Dieses Glück gibt es 5500 Mal in Deutschland. Knapp 1900 offizielle Badeseen (und Flüsse) und rund 3600 Freibäder verteilen sich über die Republik. In den natürlichen Gewässern ist die Wasserqualität meist sehr gut. Das gilt auch für den Bodensee, Deutschlands größten See. Viele Badestellen säumen sein Ufer, zum Beispiel die romantische Malerecke im Städtchen Langenargen oder das Freibad Horn in Konstanz. Da sich Deutschland den Bodensee mit Österreich und der Schweiz teilt, heimst die Müritz in Mecklenburg-Vorpommern einen besonderen Titel ein: Sie ist der größte See, der sich vollständig auf deutschem Staatsgebiet befindet. Kein Wunder, dass gerade die Müritz heimlicher größter See Deutschlands ist. Sie gehört zur mecklenburgischen Seenplatte, die aus über 1000 Seen besteht. Auch Bayern ist ein Seenland. Hier befinden sich einige der größten und bekanntesten Seen des Landes: Starnberger See, Ammersee, Chiemsee, Tegernsee, Königssee und viele mehr.

Baden im Ganzkörperanzug

In Deutschland war es nicht immer so, dass Schwimmen und Baden zu einem perfekten Sommertag gehören: Baden galt lange Zeit als unschicklich. Erst im 18. Jahrhundert – Aufklärung sei Dank – kam die Badekultur der Antike wieder in Mode. Zu der Zeit entstanden in England die ersten Seebäder – und damit große Namen wie Brighton, Hastings und Bath. Deutschland folgte dem Trend und eröffnete 1793 sein erstes Seebad in Heiligendamm. Damals ging es vor allem um den gesundheitlichen Aspekt, den die Sommerfrische an der See mit sich brachte. Bikinis gab es zu der Zeit freilich noch nicht. Die Wasserratten von einst badeten in Ganzkörperanzügen. Haut zeigen, das gehörte sich nicht – und Flirten schon gar nicht. Männer und Frauen badeten meist voneinander getrennt. Wenige Jahre später öffneten die ersten Freibäder ihre Pforten, die meist Flüsse als Badegewässer nutzten. Zu den ältesten Freibädern in Deutschland zählen das über 170 Jahre alte Lorettobad in Freiburg und 110 Jahre alte Naturbad Falkenwiese in Lübeck.

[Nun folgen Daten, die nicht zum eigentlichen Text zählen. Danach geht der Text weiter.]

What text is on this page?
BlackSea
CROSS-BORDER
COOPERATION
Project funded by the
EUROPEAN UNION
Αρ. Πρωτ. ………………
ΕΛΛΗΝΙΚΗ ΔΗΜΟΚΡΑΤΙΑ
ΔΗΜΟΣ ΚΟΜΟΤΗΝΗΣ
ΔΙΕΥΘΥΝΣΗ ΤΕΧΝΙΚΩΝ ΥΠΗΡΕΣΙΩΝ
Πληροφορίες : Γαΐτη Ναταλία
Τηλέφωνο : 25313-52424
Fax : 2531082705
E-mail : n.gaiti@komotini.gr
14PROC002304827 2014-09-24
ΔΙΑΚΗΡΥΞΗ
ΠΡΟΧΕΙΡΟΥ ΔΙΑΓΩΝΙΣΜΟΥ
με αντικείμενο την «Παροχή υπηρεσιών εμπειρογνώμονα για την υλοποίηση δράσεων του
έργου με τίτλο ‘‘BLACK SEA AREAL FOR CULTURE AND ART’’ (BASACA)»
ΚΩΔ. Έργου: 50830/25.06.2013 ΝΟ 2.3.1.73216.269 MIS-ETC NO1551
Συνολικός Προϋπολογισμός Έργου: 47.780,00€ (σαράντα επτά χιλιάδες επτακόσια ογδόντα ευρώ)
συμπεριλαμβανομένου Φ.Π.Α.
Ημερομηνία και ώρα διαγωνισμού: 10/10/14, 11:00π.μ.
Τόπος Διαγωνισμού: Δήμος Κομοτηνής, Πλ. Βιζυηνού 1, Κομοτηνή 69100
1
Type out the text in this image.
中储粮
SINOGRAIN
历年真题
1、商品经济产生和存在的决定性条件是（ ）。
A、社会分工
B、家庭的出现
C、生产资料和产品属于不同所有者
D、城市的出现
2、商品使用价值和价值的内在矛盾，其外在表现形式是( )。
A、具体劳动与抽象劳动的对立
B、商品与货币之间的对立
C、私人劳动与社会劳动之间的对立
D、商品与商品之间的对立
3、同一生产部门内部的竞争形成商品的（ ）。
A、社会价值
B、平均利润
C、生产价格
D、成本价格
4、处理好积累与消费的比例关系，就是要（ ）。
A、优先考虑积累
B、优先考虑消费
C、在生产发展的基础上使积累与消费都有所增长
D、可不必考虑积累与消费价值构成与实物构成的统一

Alles andere als gewöhnlich

Mit den Badeanstalten von damals sind die heutigen Freibäder natürlich nicht zu vergleichen. Sportbecken, Planschbecken, Sprungtürme, Wasserrutschen, Wellenbäder, Strömungskanäle, Massagedüsen, Kletterwände im Wasser – es gibt nichts, was es nicht gibt. Das Brentanobad in Frankfurt am Main ist mit 220 Metern Länge und 50 Metern Breite das größte Schwimmbad Deutschlands und Europas. Doch die Konkurrenz schläft nicht: In Berlin schwimmt der Pool des Badeschiffs auf der Spree und in Essen baden Einwohner und Touristen auf dem Gelände der Zeche Zollverein im Schatten der Schornsteine. Doch eines eint alle Freibäder in Deutschland: das Gefühl von Sommer.